ArtBeat

Oran Etkin '01
Courtesy Oran Etkin
Oran Etkin '01

DownBeat magazine named Oran Etkin ’01 the No. 1 Rising Star Clarinetist in the 64th annual DownBeat International Critics Poll. Four years ago, he won a Grammy alongside other artists for an anti-bullying compilation CD, “All About Bullies … Big and Small.” His most recent album, “What’s New: Reimagining Benny Goodman,” was released in September 2015. Etkin, who plays both jazz and world music, is also the developer of a music-education program for children called Timbalooloo.
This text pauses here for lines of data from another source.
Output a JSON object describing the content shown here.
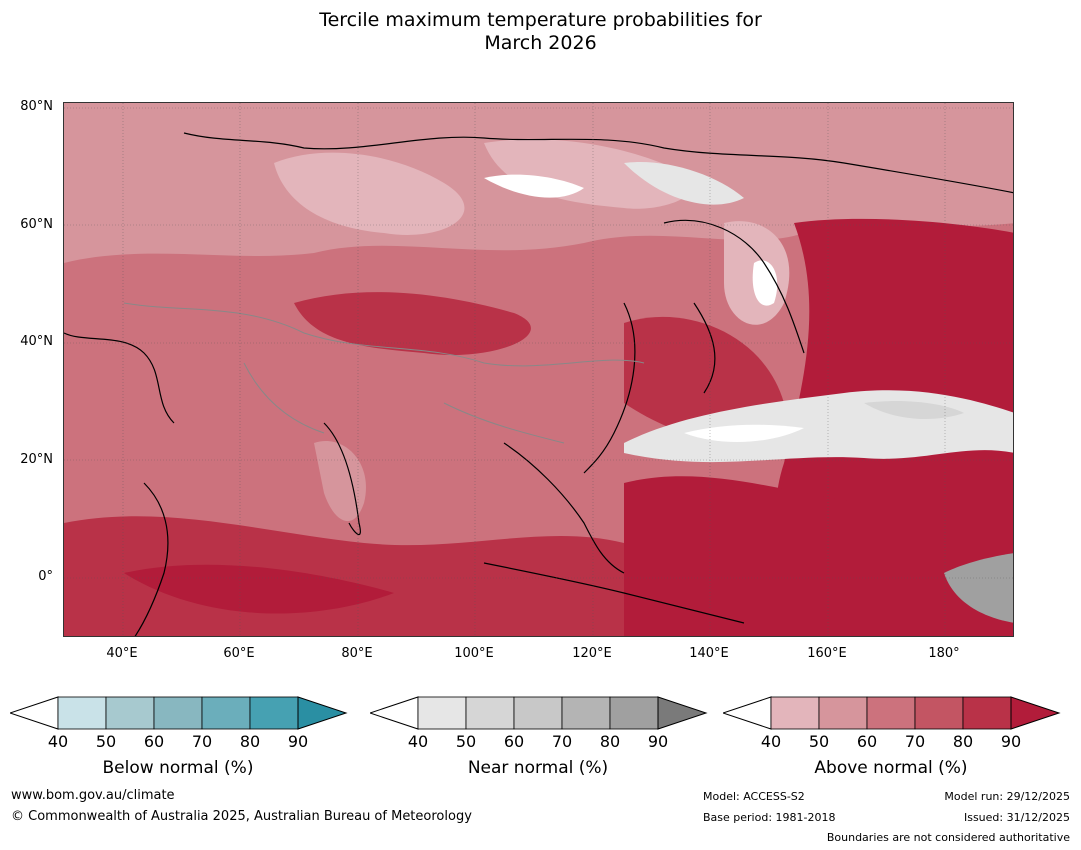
{
  "title": {
    "line1": "Tercile maximum temperature probabilities for",
    "line2": "March 2026"
  },
  "map": {
    "lon_range": [
      30,
      192
    ],
    "lat_range": [
      -10,
      81
    ],
    "lat_ticks": [
      "80°N",
      "60°N",
      "40°N",
      "20°N",
      "0°"
    ],
    "lon_ticks": [
      "40°E",
      "60°E",
      "80°E",
      "100°E",
      "120°E",
      "140°E",
      "160°E",
      "180°"
    ]
  },
  "colorbars": [
    {
      "label": "Below normal (%)",
      "ticks": [
        "40",
        "50",
        "60",
        "70",
        "80",
        "90"
      ],
      "colors": [
        "#c9e2e8",
        "#a7c9cf",
        "#88b7c0",
        "#6baebb",
        "#46a1b2",
        "#2a8fa3"
      ]
    },
    {
      "label": "Near normal (%)",
      "ticks": [
        "40",
        "50",
        "60",
        "70",
        "80",
        "90"
      ],
      "colors": [
        "#e6e6e6",
        "#d6d6d6",
        "#c8c8c8",
        "#b4b4b4",
        "#a0a0a0",
        "#7a7a7a"
      ]
    },
    {
      "label": "Above normal (%)",
      "ticks": [
        "40",
        "50",
        "60",
        "70",
        "80",
        "90"
      ],
      "colors": [
        "#e3b5bb",
        "#d6959c",
        "#cc727d",
        "#c35563",
        "#b93248",
        "#b21c3a"
      ]
    }
  ],
  "footer": {
    "website": "www.bom.gov.au/climate",
    "copyright": "© Commonwealth of Australia 2025, Australian Bureau of Meteorology",
    "model": "Model: ACCESS-S2",
    "base_period": "Base period: 1981-2018",
    "model_run": "Model run: 29/12/2025",
    "issued": "Issued: 31/12/2025",
    "boundaries": "Boundaries are not considered authoritative"
  }
}
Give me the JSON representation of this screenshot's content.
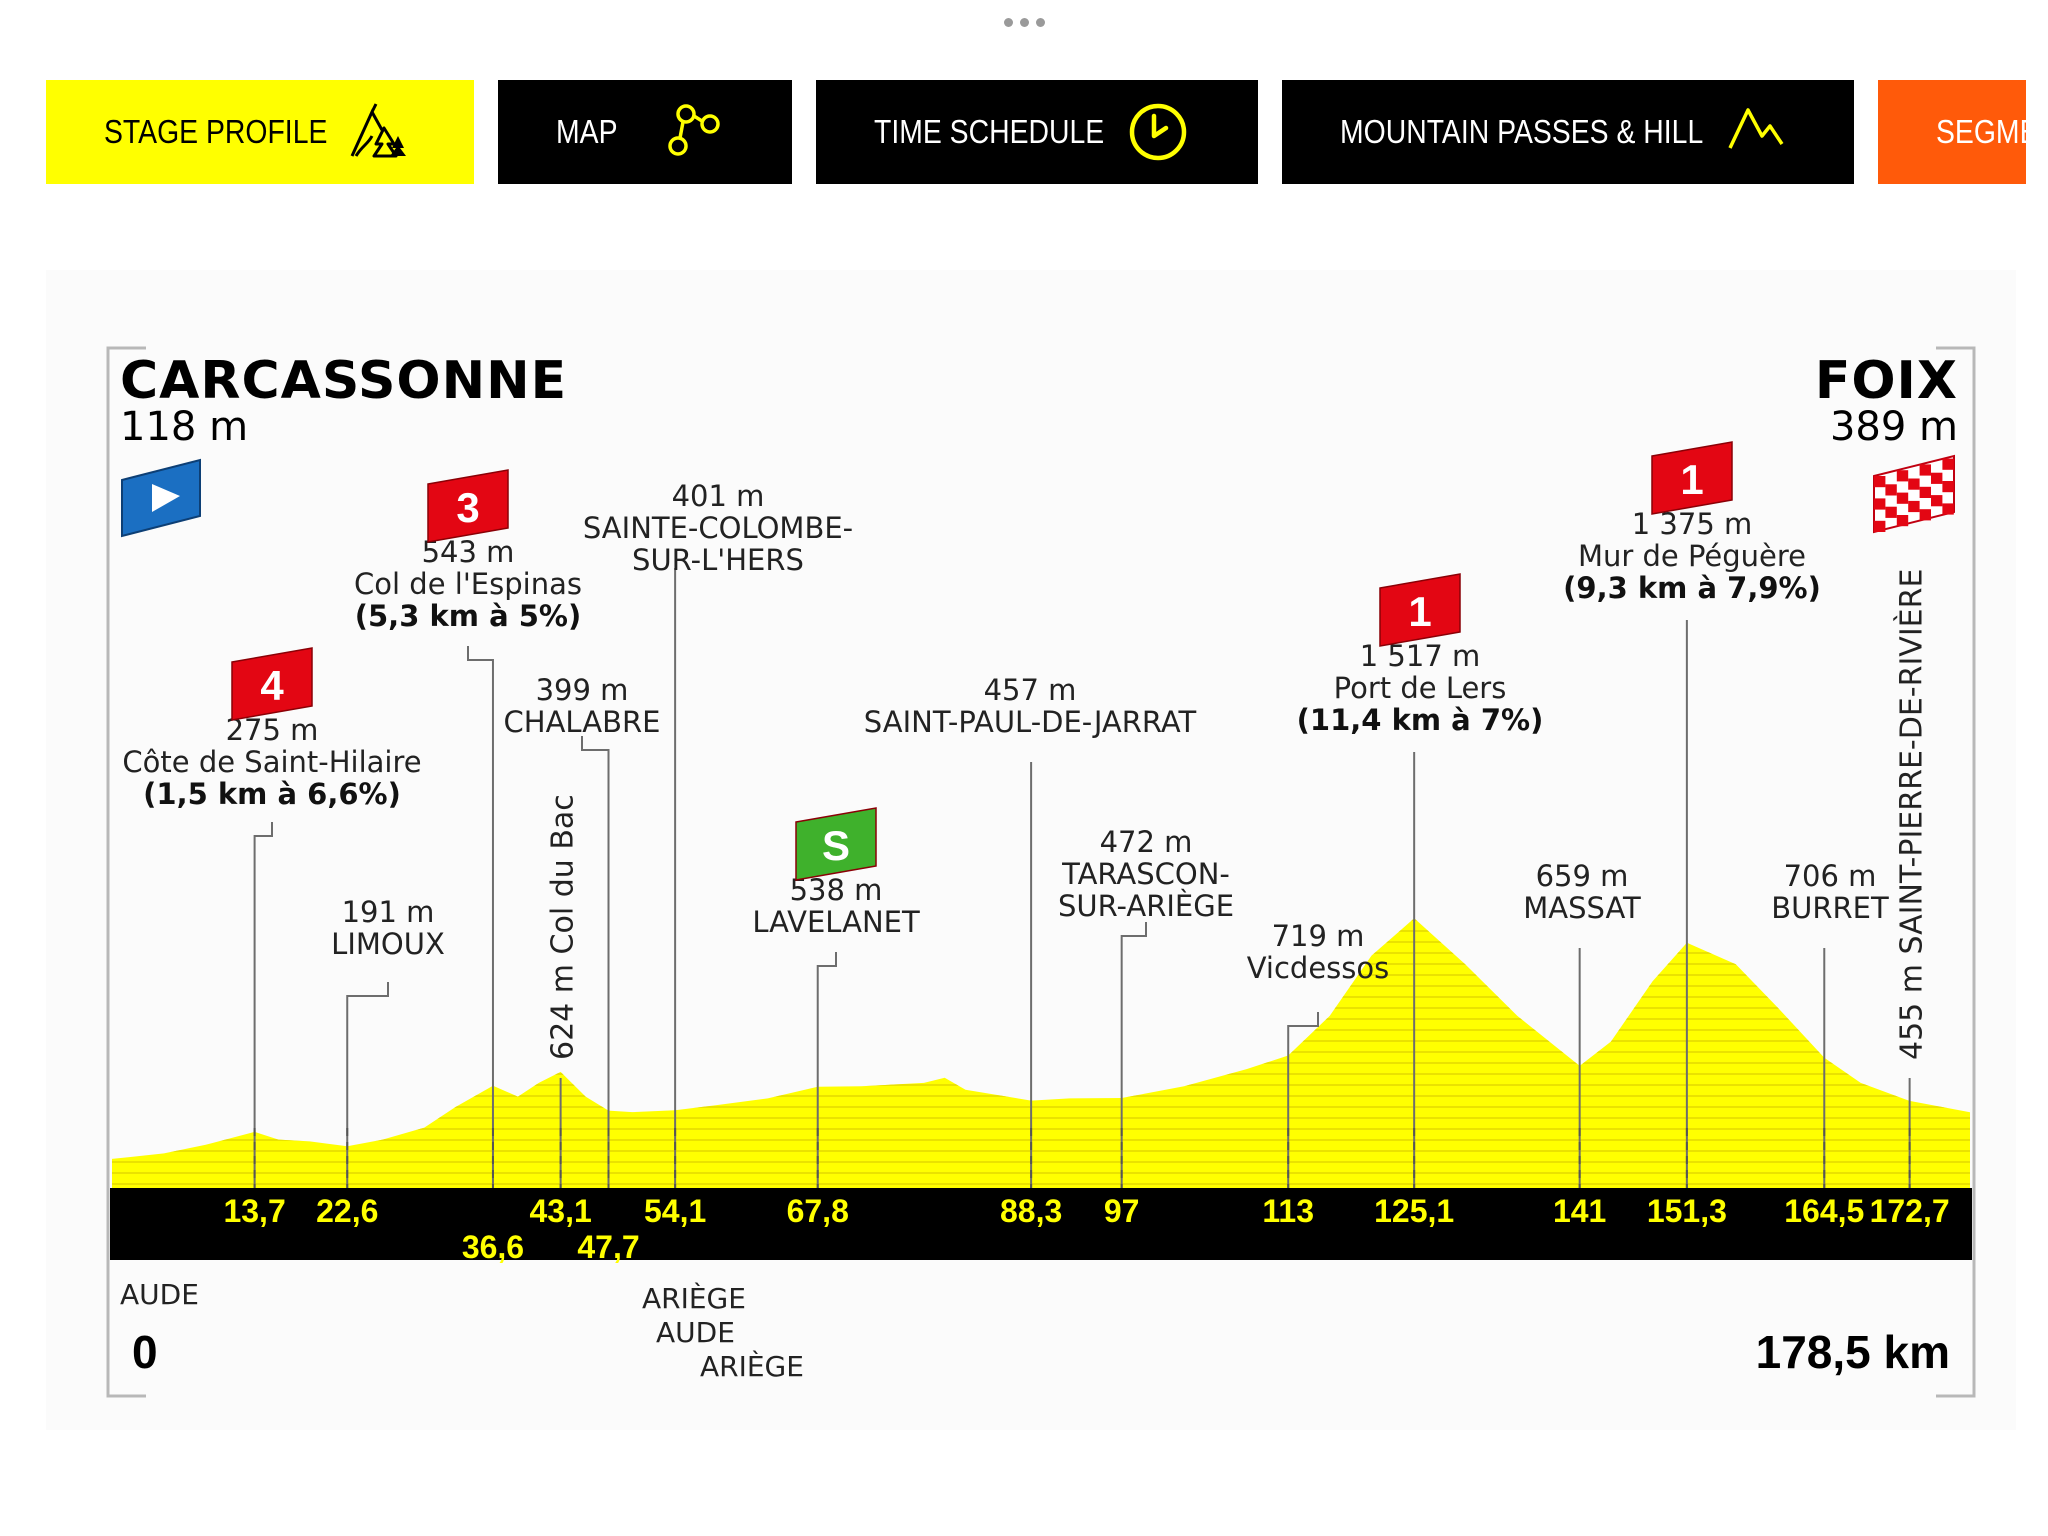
{
  "tabs": [
    {
      "label": "STAGE PROFILE",
      "icon": "forest-mountain-icon",
      "active": true
    },
    {
      "label": "MAP",
      "icon": "route-circles-icon",
      "active": false
    },
    {
      "label": "TIME SCHEDULE",
      "icon": "clock-icon",
      "active": false
    },
    {
      "label": "MOUNTAIN PASSES & HILL",
      "icon": "mountain-peak-icon",
      "active": false
    },
    {
      "label": "SEGME",
      "icon": "",
      "active": false
    }
  ],
  "colors": {
    "profile_yellow": "#ffff00",
    "tab_black": "#000000",
    "category_red": "#e30613",
    "sprint_green": "#3fb12c",
    "start_blue": "#1b6fc2",
    "segment_orange": "#ff5a0a"
  },
  "profile": {
    "start": {
      "name": "CARCASSONNE",
      "altitude": "118 m",
      "km": "0",
      "icon": "start-flag-icon"
    },
    "finish": {
      "name": "FOIX",
      "altitude": "389 m",
      "km": "178,5 km",
      "icon": "finish-flag-icon"
    },
    "distance_axis": {
      "min": 0,
      "max": 178.5
    },
    "points": [
      {
        "km": "13,7",
        "altitude": "275 m",
        "name": "Côte de Saint-Hilaire",
        "detail": "(1,5 km à 6,6%)",
        "category": "4"
      },
      {
        "km": "22,6",
        "altitude": "191 m",
        "name": "LIMOUX"
      },
      {
        "km": "36,6",
        "altitude": "543 m",
        "name": "Col de l'Espinas",
        "detail": "(5,3 km à 5%)",
        "category": "3"
      },
      {
        "km": "43,1",
        "altitude": "624 m",
        "name": "Col du Bac"
      },
      {
        "km": "47,7",
        "altitude": "399 m",
        "name": "CHALABRE"
      },
      {
        "km": "54,1",
        "altitude": "401 m",
        "name": "SAINTE-COLOMBE-SUR-L'HERS"
      },
      {
        "km": "67,8",
        "altitude": "538 m",
        "name": "LAVELANET",
        "sprint": "S"
      },
      {
        "km": "88,3",
        "altitude": "457 m",
        "name": "SAINT-PAUL-DE-JARRAT"
      },
      {
        "km": "97",
        "altitude": "472 m",
        "name": "TARASCON-SUR-ARIÈGE"
      },
      {
        "km": "113",
        "altitude": "719 m",
        "name": "Vicdessos"
      },
      {
        "km": "125,1",
        "altitude": "1 517 m",
        "name": "Port de Lers",
        "detail": "(11,4 km à 7%)",
        "category": "1"
      },
      {
        "km": "141",
        "altitude": "659 m",
        "name": "MASSAT"
      },
      {
        "km": "151,3",
        "altitude": "1 375 m",
        "name": "Mur de Péguère",
        "detail": "(9,3 km à 7,9%)",
        "category": "1"
      },
      {
        "km": "164,5",
        "altitude": "706 m",
        "name": "BURRET"
      },
      {
        "km": "172,7",
        "altitude": "455 m",
        "name": "SAINT-PIERRE-DE-RIVIÈRE"
      }
    ],
    "departments": [
      "AUDE",
      "ARIÈGE",
      "AUDE",
      "ARIÈGE"
    ],
    "elevation_profile": [
      [
        0,
        118
      ],
      [
        5,
        150
      ],
      [
        9,
        200
      ],
      [
        13.7,
        275
      ],
      [
        16,
        230
      ],
      [
        19,
        220
      ],
      [
        22.6,
        191
      ],
      [
        26,
        230
      ],
      [
        30,
        300
      ],
      [
        33,
        420
      ],
      [
        36.6,
        543
      ],
      [
        39,
        480
      ],
      [
        41,
        560
      ],
      [
        43.1,
        624
      ],
      [
        45.5,
        480
      ],
      [
        47.7,
        399
      ],
      [
        50,
        390
      ],
      [
        54.1,
        401
      ],
      [
        58,
        430
      ],
      [
        63,
        470
      ],
      [
        67.8,
        538
      ],
      [
        72,
        540
      ],
      [
        78,
        560
      ],
      [
        80,
        590
      ],
      [
        82,
        520
      ],
      [
        88.3,
        457
      ],
      [
        92,
        470
      ],
      [
        97,
        472
      ],
      [
        103,
        540
      ],
      [
        109,
        640
      ],
      [
        113,
        719
      ],
      [
        117,
        950
      ],
      [
        121,
        1300
      ],
      [
        125.1,
        1517
      ],
      [
        130,
        1250
      ],
      [
        135,
        950
      ],
      [
        141,
        659
      ],
      [
        144,
        800
      ],
      [
        148,
        1150
      ],
      [
        151.3,
        1375
      ],
      [
        156,
        1250
      ],
      [
        160,
        1000
      ],
      [
        164.5,
        706
      ],
      [
        168,
        560
      ],
      [
        172.7,
        455
      ],
      [
        178.5,
        389
      ]
    ]
  }
}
A constellation of Brandeis faculty and alums won 2016 Elliot Norton Awards, the highest honor given to Boston-area theater productions. Adrianne Krstansky, the Barbara Sherman ’54 and Malcolm L. Sherman Director of Theater Arts, won the Outstanding Actress/Large Company prize for the Huntington Theatre Company’s “Come Back, Little Sheba” and shared in the Outstanding Ensemble/Midsize, Small or Fringe Theater award for the same production. Krstansky and associate professor of theater arts Marya Lowry shared in the Outstanding Ensemble/Large Theater award that went to the Gloucester Stage Company’s “New Electric Ballroom.” The Outstanding Actor/Small Company prize was won by Brandon Green, MFA’14, for Company One Theatre’s “The Octoroon.” And McCaela Donovan, MFA’11, waltzed away with the Outstanding Actress/Large Company, Musical, award for the Huntington Theatre Company’s “A Little Night Music.”

Vogue magazine’s website named “Timekeeper,” the Sarah Sze exhibition at the Rose Art Museum, one of 13 must-see U.S. shows for the fall 2016 arts season. Sze, a sculptor, created two monumental site-specific installations (titled “Timekeeper” and “Blue Wall Moulting”) in the museum’s Lois Foster Wing. According to Vogue, Sze’s “deep, beguiling, intricate — and often humorous — work embodies the overload of information and imagery that bombards all of us every day.”

Guy Raz ’96, host and editorial director of National Public Radio’s “TED Radio Hour,” has launched a new NPR podcast, “How I Built This.” It digs into the back stories of the innovators and entrepreneurs who founded some of the world’s best-known companies and brands, from Spanx, to Clif Bars, to Instagram. Go to apple.co/2ctxjpR to listen to episodes (they may even inspire you to draw up a business plan of your own).

Stand-up comedian Josh Gondelman ’07 — who also writes for HBO’s “Last Week Tonight with John Oliver,” which won Emmys in 2016 in the Best Variety Talk Series and Best Writing for a Variety Series categories — has released his second comedy album, “Physical Whisper.” The album was recorded in December 2015 at the Davis Square Theatre, in Somerville, Massachusetts.

Two Brandeis faculty members, Sonia Almeida and Lucy Kim, both painters, were recently awarded the Institute of Contemporary Art’s Foster Prize. Each will present a major work or group of works at the ICA from February to July 2017. Almeida, a lecturer in fine arts, was born in Lisbon, Portugal, and received an MFA from the University of London. Kim, also a lecturer in fine arts, was born in Seoul, South Korea, and received her MFA from Yale. The Foster Award recognizes exceptional Boston-based artists whose work has not yet received wide exposure.

A new musical that grew out of a documentary film by Ann Carol Grossman ’69 and Arnie Reisman ’64 opened last summer at Chicago’s Goodman Theatre. Now, with some revisions, it’s coming to Broadway. The play, “War Paint,” charts the rivalry of cosmetics entrepreneurs Helena Rubinstein and Elizabeth Arden. Grossman and Reisman’s film “The Powder and the Glory” helped inspire the play, as did the book “War Paint,” by Lindy Woodhead. It is scheduled to open in April at the Nederlander Theater. Patti LuPone and Christine Ebersole will star.